Normally, I would put a sentence up on the whiteboard and call on students to identify the

A) Parts of speech
B) Parts of the sentence (subject/predicate/direct object/indirect object/subject complement)
C) Phrases (prepositional/appositive/infinitive/gerund/participial)
D) Type of sentence (declarative/interrogative/exclamatory/imperative) and sentence structure (Simple Independent Clause/Compound I,cc I/Complex ID/Complex D,I)

But since our work with word investigations, I’ve noticed how much the students love figuring things out in small collaborative groups.  So I wrote out sentences on long pieces of construction paper.  Each pair of students was given a sentence and asked to analyze it.  I created two of each sentence so that when groups were finished they could compare their analysis with the other group that analyzed the same sentence.  The last step will be for the four who analyzed each sentence to present their analysis on the whiteboard.

I was so pleased to hear the students use reason and logic in making their decisions.  Team members felt comfortable challenging suggestions being made, and each pair ultimately made their decisions based on evidence from either a dictionary, their brochure, or their Grammar Examiner notebook.  Yes, ladies and gentlemen, we are past the days of wild guessing and instead, expecting the order of things to make sense!

I was particularly impressed that with such interesting and complicated looking sentences, they ended up making very few errors.  At this point in the semester, the students are discovering that one word can be more than one part of speech, depending on its use in the sentence.  It’s interesting to listen to them critically think about which identification is most likely.


Grammar: Sentence Analysis

Early in the year we rushed through learning the parts of speech and the main parts of a sentence (subject, predicate, direct and indirect object, and subject complement).
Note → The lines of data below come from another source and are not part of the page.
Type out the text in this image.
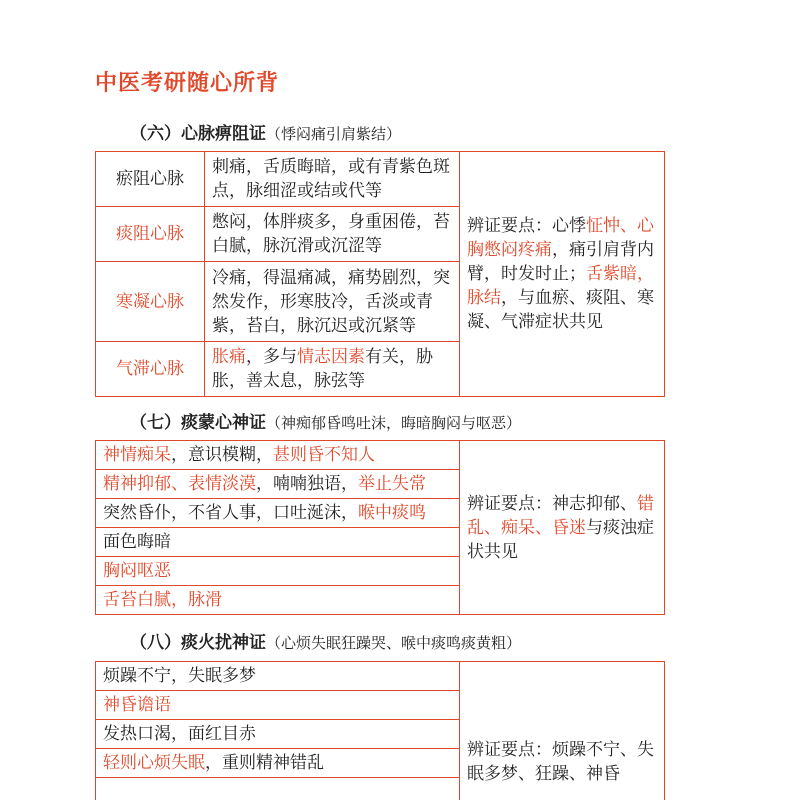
中医考研随心所背
（六）心脉痹阻证（悸闷痛引肩紫结）
瘀阻心脉	刺痛，舌质晦暗，或有青紫色斑点，脉细涩或结或代等	辨证要点：心悸怔忡、心胸憋闷疼痛，痛引肩背内臂，时发时止；舌紫暗，脉结，与血瘀、痰阻、寒凝、气滞症状共见
痰阻心脉	憋闷，体胖痰多，身重困倦，苔白腻，脉沉滑或沉涩等	
寒凝心脉	冷痛，得温痛减，痛势剧烈，突然发作，形寒肢冷，舌淡或青紫，苔白，脉沉迟或沉紧等	
气滞心脉	胀痛，多与情志因素有关，胁胀，善太息，脉弦等	
（七）痰蒙心神证（神痴郁昏鸣吐沫，晦暗胸闷与呕恶）
神情痴呆，意识模糊，甚则昏不知人	辨证要点：神志抑郁、错乱、痴呆、昏迷与痰浊症状共见
精神抑郁、表情淡漠，喃喃独语，举止失常
突然昏仆，不省人事，口吐涎沫，喉中痰鸣
面色晦暗
胸闷呕恶
舌苔白腻，脉滑
（八）痰火扰神证（心烦失眠狂躁哭、喉中痰鸣痰黄粗）
烦躁不宁，失眠多梦	辨证要点：烦躁不宁、失眠多梦、狂躁、神昏
神昏谵语
发热口渴，面红目赤
轻则心烦失眠，重则精神错乱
Since October, we have been applying that learning and beginning to understand what each part of speech’s job is in a sentence. We’re seeing how words are related to one another in a sentence. This video is in two parts. Part One demonstrates the students identifying parts of speech. With this particular sentence there were more a-ha! moments than usual. I enjoyed their enthusiasm very much. I hope you do too.

Next the students identified the important parts of the sentence and phrases. Lastly they identified the type of sentence (declarative, imperative, interrogative, exclamatory) and its sentence structure (Simple I, Compound I,ccI, Complex D,I, Complex ID).

As you can see, the students are extremely engaged in this activity. They are learning to question their previous learning (one example: that before is only a preposition) and contribute thoughtful ideas. They collaborate in this effort. Even as a whole class activity, everyone is eager to participate. They make connections to previous learning, and in the process strengthen their current learning.